Y uno de los mayores desafíos que asumió el director Oliver Hirschbiegel (La caída) cuando la Warner lo contrató para filmar Invasores (The Invasion, 2007) habrá sido el de tener que “humanizar” a Nicole Kidman, siempre tan buena pero tan gélida, con su voz susurrante y su cutis de porcelana. Los verdaderos usurpadores fueron una vez más los productores del estudio que, insatisfechos con la película que Hirschbiegel les entregó hace más de un año, llamaron a los hermanos Wachowski para reescribir el guión y a James McTeigue (V de venganza) para filmar (se rumorea que mucho) material adicional. El resultado es una película que a pesar de su falta de foco consigue transmitir algunas ideas-signo de los tiempos: lo primero que toman los alienígenas es a agentes del poder en Washington; mientras que la duplicación de cuerpos prescinde de las semillas de siempre y se propaga, más imperceptible, como un virus. Pero si esta versión hace un aporte propio es la presencia constante de la sobremedicación: sus protagonistas les echan pastillas a todos sus problemas, incluso como método para la privación de sueño, única, dolorosa manera de resistencia a la usurpación de sus cuerpos.
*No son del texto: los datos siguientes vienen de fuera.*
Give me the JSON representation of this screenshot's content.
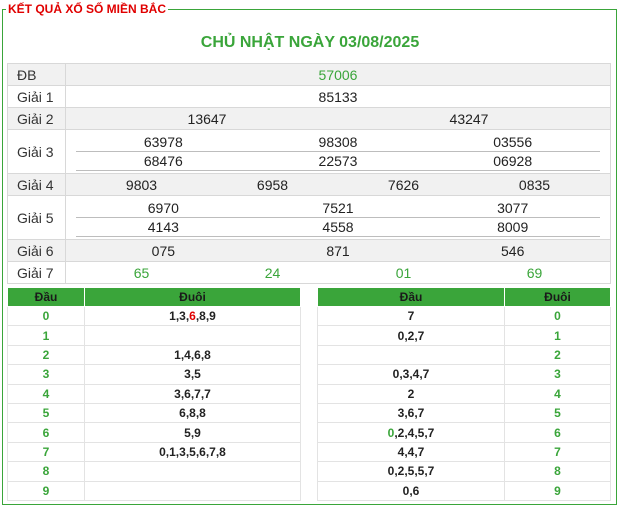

El comentario político más directo llega sin sutilezas sobre el final: la invasión se ha extendido y en los noticieros televisivos vemos que Medio Oriente se pacifica, que Bush retira sus tropas e incluso que se reconcilia con Hugo Chávez. Casi como una inversión de la idea original según Siegel: ya no todos los traumas y las guerras como productos de nuestro costado más inhumano, sino como expresión misma, inevitable de nuestra condición humana. Y un final quizá involuntariamente aterrador: una vuelta a la normalidad –con Kidman y su felicidad familiar de mentira– capaz de hacernos pensar que, de verdad, si esto es ser humano, mejor sucumbir a la tentadora propuesta de los marcianos.